N. Korea agrees in principle to November nuclear talks

North Korea has agreed in principle to hold another round of talks in Beijing in early November to discuss its nuclear weapons programme, Japan's Kyodo news agency said yesterday, quoting diplomatic sources in Moscow. During discussions in Beijing in...

North Korea has agreed in principle to hold another round of talks in Beijing in early November to discuss its nuclear weapons programme, Japan's Kyodo news agency said yesterday, quoting diplomatic sources in Moscow.

During discussions in Beijing in August, North Korea, South Korea, the United States, Russia, Japan and China agreed that tensions over Pyongyang's nuclear ambitions should be defused peacefully, but no date was set for another round of talks.

A senior US official said in Washington on Wednesday that the next round might not take place until November, slightly later than initially expected.

Pyongyang's official news agency said separately yesterday that North Korean leader Kim Jong-il, who rarely meets foreign visitors, had held talks "in a cordial atmosphere" with Russian presidential envoy Konstantin Pulikovsky on the September 9 anniversary of the founding of North Korea.

"The (Russian) presidential envoy came here with a personal letter of Russian president," the Korean Central News Agency (KCNA) said.

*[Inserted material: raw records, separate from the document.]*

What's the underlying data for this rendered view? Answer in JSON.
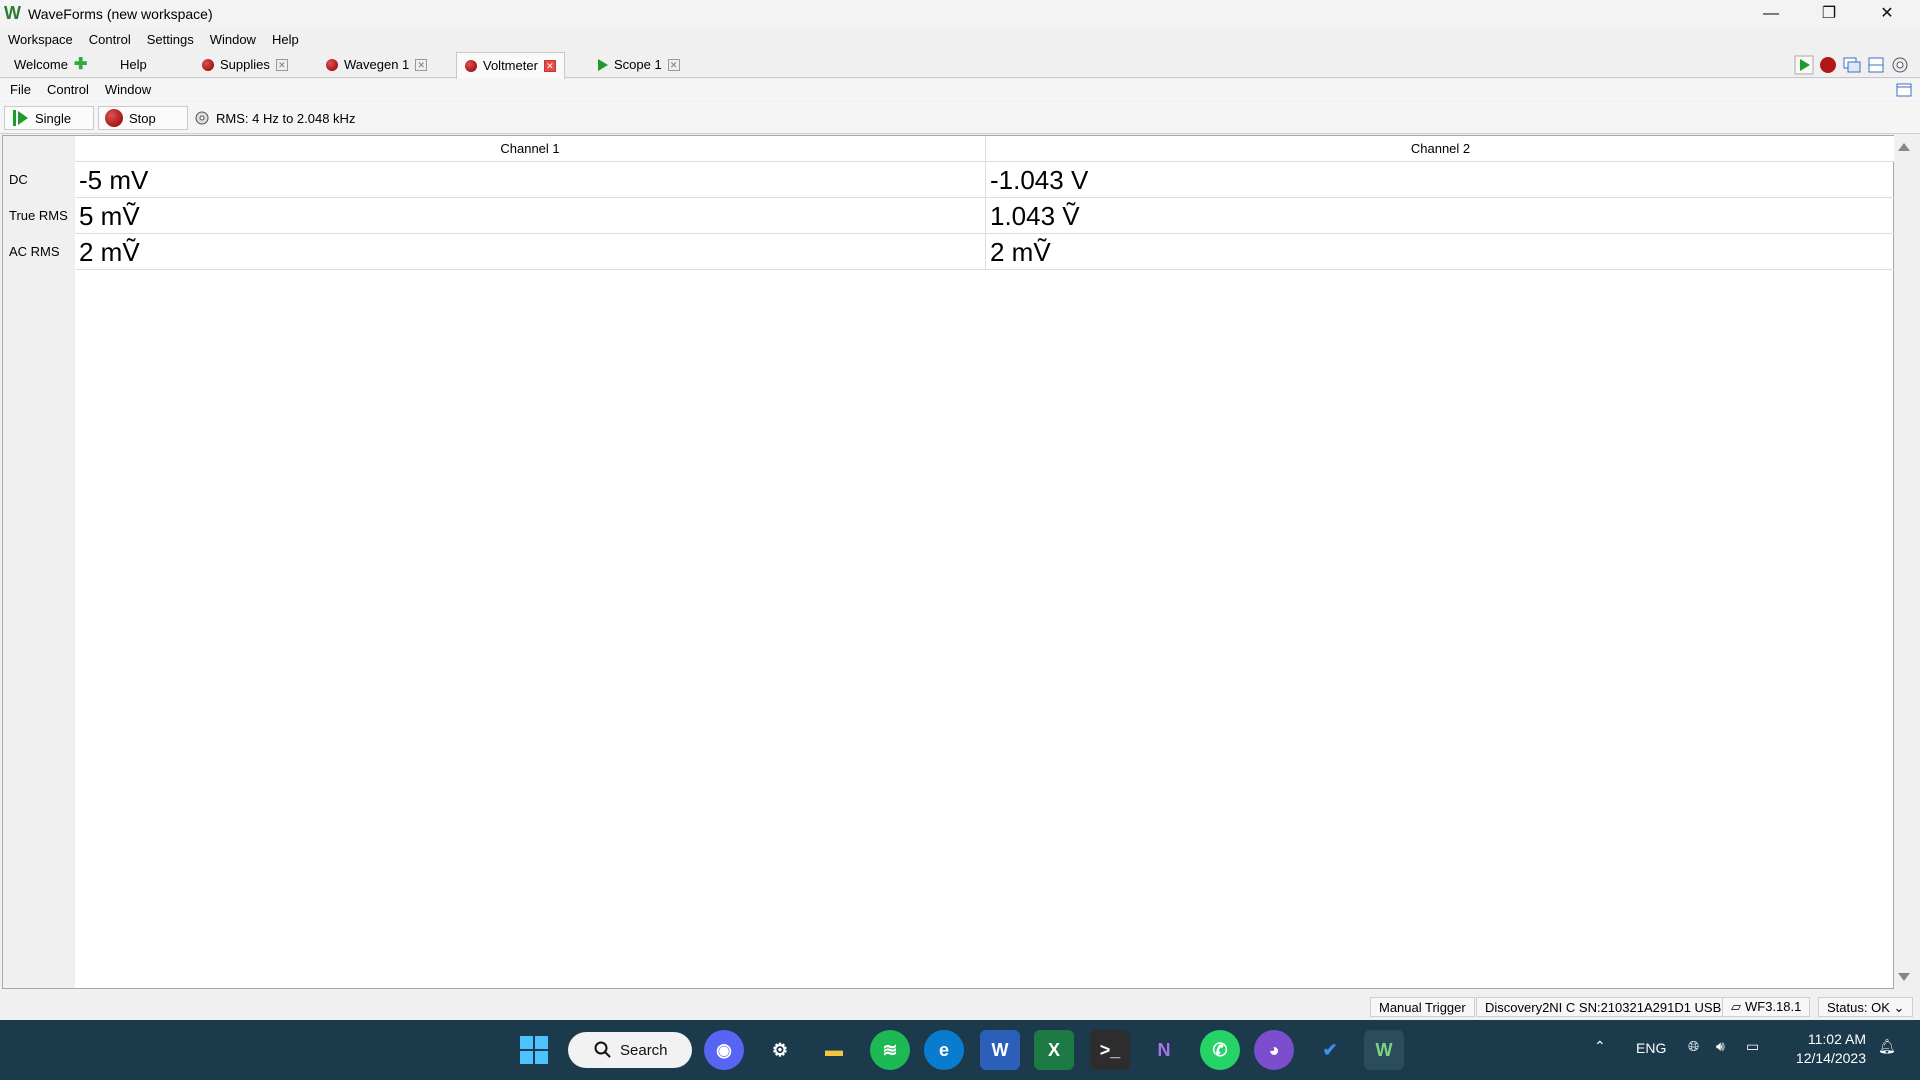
{
  "window": {
    "title": "WaveForms (new workspace)",
    "minimize": "—",
    "restore": "❐",
    "close": "✕"
  },
  "main_menu": [
    "Workspace",
    "Control",
    "Settings",
    "Window",
    "Help"
  ],
  "tabs": [
    {
      "label": "Welcome",
      "icon": "plus-icon",
      "active": false
    },
    {
      "label": "Help",
      "icon": "",
      "active": false
    },
    {
      "label": "Supplies",
      "icon": "record-dot-icon",
      "active": false
    },
    {
      "label": "Wavegen 1",
      "icon": "record-dot-icon",
      "active": false
    },
    {
      "label": "Voltmeter",
      "icon": "record-dot-icon",
      "active": true
    },
    {
      "label": "Scope 1",
      "icon": "play-icon",
      "active": false
    }
  ],
  "sub_menu": [
    "File",
    "Control",
    "Window"
  ],
  "toolbar": {
    "single_label": "Single",
    "stop_label": "Stop",
    "rms_info": "RMS: 4 Hz to 2.048 kHz"
  },
  "table": {
    "columns": [
      "Channel 1",
      "Channel 2"
    ],
    "rows": [
      {
        "label": "DC",
        "values": [
          "-5 mV",
          "-1.043 V"
        ]
      },
      {
        "label": "True RMS",
        "values": [
          "5 mṼ",
          "1.043 Ṽ"
        ]
      },
      {
        "label": "AC RMS",
        "values": [
          "2 mṼ",
          "2 mṼ"
        ]
      }
    ]
  },
  "statusbar": {
    "trigger": "Manual Trigger",
    "device": "Discovery2NI C SN:210321A291D1 USB",
    "version": "WF3.18.1",
    "status": "Status: OK"
  },
  "taskbar": {
    "search_label": "Search",
    "language": "ENG",
    "time": "11:02 AM",
    "date": "12/14/2023"
  }
}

The diplomatic sources in Moscow said the letter from Russian President Vladimir Putin urged Kim to abide by the agreement in Beijing and not take steps that could aggravate the situation, such as declaring North Korea had nuclear arms, Kyodo reported.

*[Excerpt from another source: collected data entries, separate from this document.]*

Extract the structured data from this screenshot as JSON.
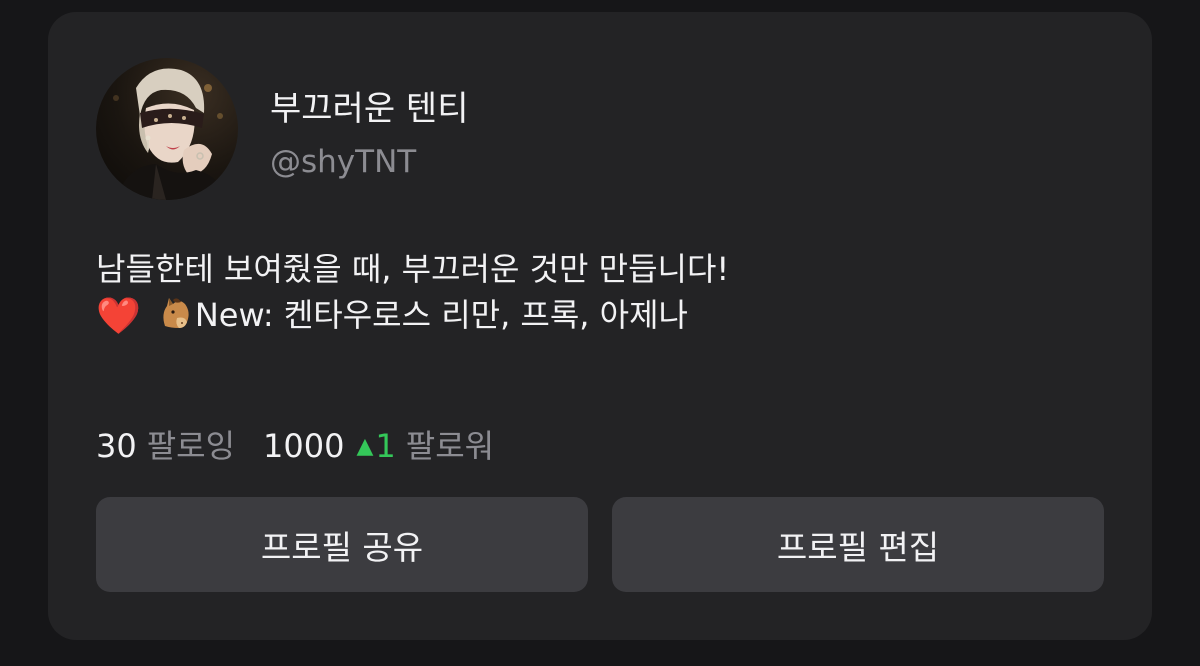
{
  "profile": {
    "display_name": "부끄러운 텐티",
    "handle": "@shyTNT",
    "avatar_icon": "profile-photo-avatar"
  },
  "bio": {
    "line1": "남들한테 보여줬을 때, 부끄러운 것만 만듭니다!",
    "line2_emoji1": "❤️",
    "line2_emoji2_icon": "horse-face-icon",
    "line2_text": "New: 켄타우로스 리만, 프록, 아제나"
  },
  "stats": {
    "following_count": "30",
    "following_label": "팔로잉",
    "followers_count": "1000",
    "followers_change_arrow": "▲",
    "followers_change": "1",
    "followers_label": "팔로워",
    "change_color": "#34c759"
  },
  "buttons": {
    "share_label": "프로필 공유",
    "edit_label": "프로필 편집"
  },
  "colors": {
    "background": "#161618",
    "card": "#232325",
    "button": "#3c3c40",
    "text_primary": "#f2f2f4",
    "text_secondary": "#8c8c92"
  }
}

North Korea celebrated the 55th anniversary of its founding with a huge parade but put no military hardware on display despite speculation it would showcase a new missile.

The United States wants the North agree to a verifiable and irreversible end to its nuclear programmes, including production of highly enriched uranium for nuclear fuel and plutonium.

US officials in Washington said on Thursday North Korea appeared to have halted work at its Yongbyon nuclear complex, centre of efforts to produce plutonium for atomic weapons.

The officials said they did not know the reason, but said the possibilities included that Pyongyang had done this as a gesture to encourage negotiations with Washington, that it had run into technical difficulties, or, more ominously, that it had finished reprocessing fuel needed for a half dozen or more nuclear bombs.

"There's not much going on," one US official said when asked about current activity at Yongbyon.